Referee Hearings in Charlevoix

Who is Involved in Charlevoix Custody Hearings in Front of the Referee?

At this stage, your case will now be heard in Court.  The custody case is usually set for a court hearing, however, and not a trial.  A court hearing is a short appearance in front of the referee where the referee decides if your custody case will proceed to trial.

The Circuit Court Referee in Charlevoix County is Scott T. Beatty.  Scott Beatty is an attorney licensed in the State of Michigan.  He has been an attorney for approximately 41 years and has practiced in many different areas, including family law.  He has served as the Family Court Referee for at least 3 years.  The Family Court Referee is appointed by the Circuit Court Judge.

Where do I go?

Referee hearings occur in the Charlevoix County Circuit Court room.  This is downstairs in the Charlevoix County Court house at 301 State Street Charlevoix, Michigan 49720.  If you park in the parking lot and go in the main entrance, you walk straight to the end of the hallway and take a right.  You then go to the second to last door down that hall on the right.  The last door is the Circuit Court Probation Office.  The door to the Circuit Court Room has a metal detector outside and a bailiff will be there to monitor who is coming in and to protect the referee and the litigants.

What is the process?

The parties appear at a hearing in front of the Circuit Court Referee, Scott T. Beatty.  This hearing takes place in the Charlevoix County Circuit Court courtroom.  This hearing is different from a trial.  However, Mr.

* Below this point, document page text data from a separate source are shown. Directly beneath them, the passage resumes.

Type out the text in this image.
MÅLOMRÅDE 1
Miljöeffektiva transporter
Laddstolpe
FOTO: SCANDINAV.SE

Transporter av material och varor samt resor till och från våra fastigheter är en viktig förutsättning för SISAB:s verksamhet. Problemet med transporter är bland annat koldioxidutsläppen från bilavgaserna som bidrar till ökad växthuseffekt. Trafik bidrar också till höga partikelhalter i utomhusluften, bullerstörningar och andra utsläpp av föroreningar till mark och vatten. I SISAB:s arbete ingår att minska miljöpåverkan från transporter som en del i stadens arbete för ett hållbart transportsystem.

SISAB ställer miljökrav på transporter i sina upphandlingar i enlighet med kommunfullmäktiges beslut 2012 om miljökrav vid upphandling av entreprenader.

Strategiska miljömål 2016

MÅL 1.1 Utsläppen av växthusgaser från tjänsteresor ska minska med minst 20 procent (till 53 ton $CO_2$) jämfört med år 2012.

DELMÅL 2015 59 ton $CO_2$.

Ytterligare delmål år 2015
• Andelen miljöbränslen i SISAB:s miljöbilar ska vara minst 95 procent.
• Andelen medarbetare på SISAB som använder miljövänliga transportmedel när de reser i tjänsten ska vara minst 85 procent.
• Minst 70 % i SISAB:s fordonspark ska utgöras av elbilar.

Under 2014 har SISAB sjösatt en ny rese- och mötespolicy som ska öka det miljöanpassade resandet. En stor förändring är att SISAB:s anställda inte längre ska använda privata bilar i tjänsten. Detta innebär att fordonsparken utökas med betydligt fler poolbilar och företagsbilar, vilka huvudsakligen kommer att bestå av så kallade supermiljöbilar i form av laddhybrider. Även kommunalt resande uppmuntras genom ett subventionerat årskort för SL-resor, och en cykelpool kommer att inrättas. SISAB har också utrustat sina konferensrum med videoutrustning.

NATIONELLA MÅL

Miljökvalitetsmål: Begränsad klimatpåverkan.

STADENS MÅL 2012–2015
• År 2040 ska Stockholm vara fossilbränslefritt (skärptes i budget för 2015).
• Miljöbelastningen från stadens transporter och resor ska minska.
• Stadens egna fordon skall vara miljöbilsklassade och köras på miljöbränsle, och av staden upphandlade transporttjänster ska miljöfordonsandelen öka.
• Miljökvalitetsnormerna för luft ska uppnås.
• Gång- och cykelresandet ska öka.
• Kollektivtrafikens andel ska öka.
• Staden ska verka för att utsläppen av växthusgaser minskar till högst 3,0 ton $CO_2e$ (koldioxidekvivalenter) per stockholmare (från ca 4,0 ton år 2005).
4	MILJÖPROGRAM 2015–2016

Beatty usually does put the parties under oath.  Consequently the information that is provided to the referee at this hearing could be used in future hearings as substantive evidence or as impeachment evidence.

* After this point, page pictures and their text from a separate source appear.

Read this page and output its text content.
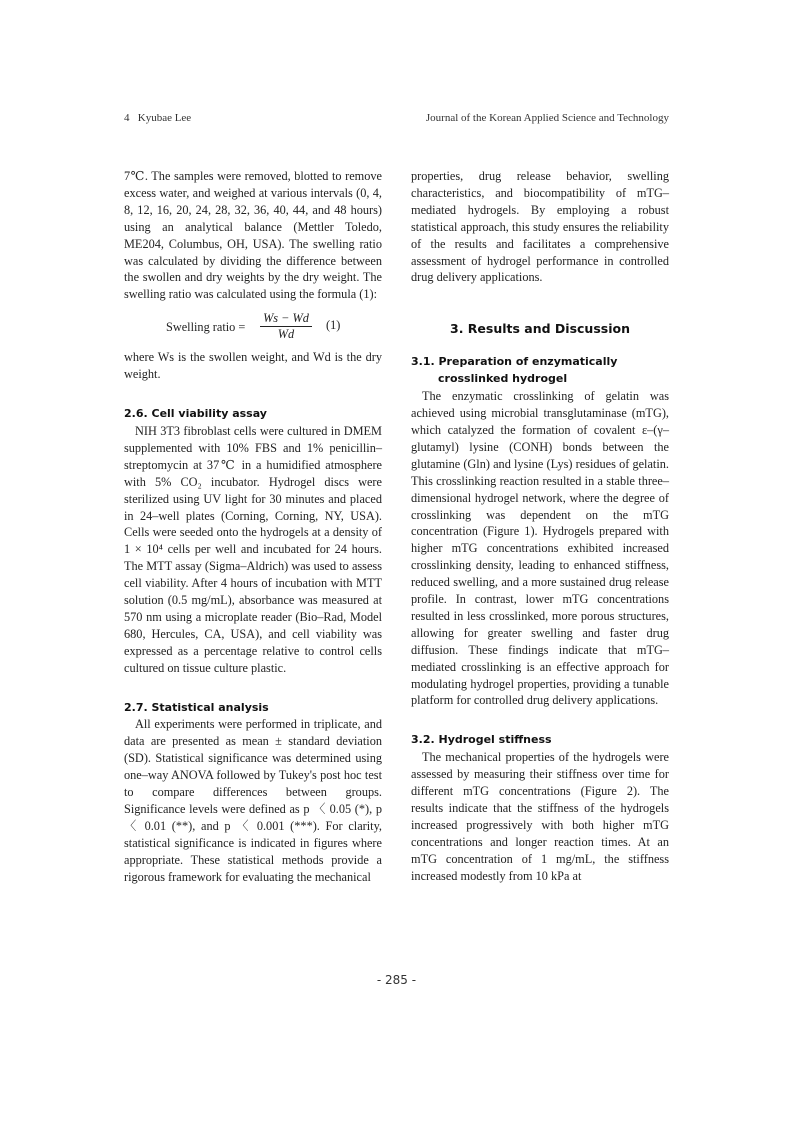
4 Kyubae Lee	Journal of the Korean Applied Science and Technology

7℃. The samples were removed, blotted to remove excess water, and weighed at various intervals (0, 4, 8, 12, 16, 20, 24, 28, 32, 36, 40, 44, and 48 hours) using an analytical balance (Mettler Toledo, ME204, Columbus, OH, USA). The swelling ratio was calculated by dividing the difference between the swollen and dry weights by the dry weight. The swelling ratio was calculated using the formula (1):

Swelling ratio = $\frac{Ws - Wd}{Wd} (1)$

where Ws is the swollen weight, and Wd is the dry weight.

2.6. Cell viability assay

NIH 3T3 fibroblast cells were cultured in DMEM supplemented with 10% FBS and 1% penicillin–streptomycin at 37℃ in a humidified atmosphere with 5% CO₂ incubator. Hydrogel discs were sterilized using UV light for 30 minutes and placed in 24–well plates (Corning, Corning, NY, USA). Cells were seeded onto the hydrogels at a density of 1 × 10⁴ cells per well and incubated for 24 hours. The MTT assay (Sigma–Aldrich) was used to assess cell viability. After 4 hours of incubation with MTT solution (0.5 mg/mL), absorbance was measured at 570 nm using a microplate reader (Bio–Rad, Model 680, Hercules, CA, USA), and cell viability was expressed as a percentage relative to control cells cultured on tissue culture plastic.

2.7. Statistical analysis

All experiments were performed in triplicate, and data are presented as mean ± standard deviation (SD). Statistical significance was determined using one–way ANOVA followed by Tukey's post hoc test to compare differences between groups. Significance levels were defined as p 〈 0.05 (*), p 〈 0.01 (**), and p 〈 0.001 (***). For clarity, statistical significance is indicated in figures where appropriate. These statistical methods provide a rigorous framework for evaluating the mechanical

properties, drug release behavior, swelling characteristics, and biocompatibility of mTG–mediated hydrogels. By employing a robust statistical approach, this study ensures the reliability of the results and facilitates a comprehensive assessment of hydrogel performance in controlled drug delivery applications.

3. Results and Discussion
3.1. Preparation of enzymatically
crosslinked hydrogel

The enzymatic crosslinking of gelatin was achieved using microbial transglutaminase (mTG), which catalyzed the formation of covalent ε–(γ–glutamyl) lysine (CONH) bonds between the glutamine (Gln) and lysine (Lys) residues of gelatin. This crosslinking reaction resulted in a stable three–dimensional hydrogel network, where the degree of crosslinking was dependent on the mTG concentration (Figure 1). Hydrogels prepared with higher mTG concentrations exhibited increased crosslinking density, leading to enhanced stiffness, reduced swelling, and a more sustained drug release profile. In contrast, lower mTG concentrations resulted in less crosslinked, more porous structures, allowing for greater swelling and faster drug diffusion. These findings indicate that mTG–mediated crosslinking is an effective approach for modulating hydrogel properties, providing a tunable platform for controlled drug delivery applications.

3.2. Hydrogel stiffness

The mechanical properties of the hydrogels were assessed by measuring their stiffness over time for different mTG concentrations (Figure 2). The results indicate that the stiffness of the hydrogels increased progressively with both higher mTG concentrations and longer reaction times. At an mTG concentration of 1 mg/mL, the stiffness increased modestly from 10 kPa at

- 285 -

A hearing usually does not have taking testimony and evidence as it’s primary purpose, although at Charlevoix County referee hearings some testimony can be taken because the referee places both parties under oath.

The referee will need to know if the parties want an evidentiary hearing (this is a trial) and how long the parties believe it will take to present their evidence.  Unless there are exceptional circumstances, Charlevoix County usually limits evidentiary hearings in front of the referee to 2 hours.

The party that filed the motion or defending it may also be asked to give an “offer of proof.”  That means that the party that filed is being asked to summarize the evidence that they will present at an evidentiary hearing.  I have had many people come to me after they went to this hearing (without a lawyer) complaining that the judge did not listen to them and dismissed their case.  That is because they didn’t know what an “offer of proof” was and further had no idea that they needed to establish a change in circumstances or proper cause or let the judge know what kind of evidence they planned on presenting to meet their burden of proof.  If they did know that, they didn’t know what the caselaw was or the legal standard they had to meet to establish their burden of proof.  Remember, these are cases where the party filing the motion had a good motion but was not able to follow proper procedure and so their case did not make it in front of even the referee for a trial.

As experienced custody lawyers we have been through the referee hearing process hundreds of times and also attend regular training to keep up to date with any changes.  It may look easy when you watch attorneys do this, but it is not easy at all for someone without training and experience.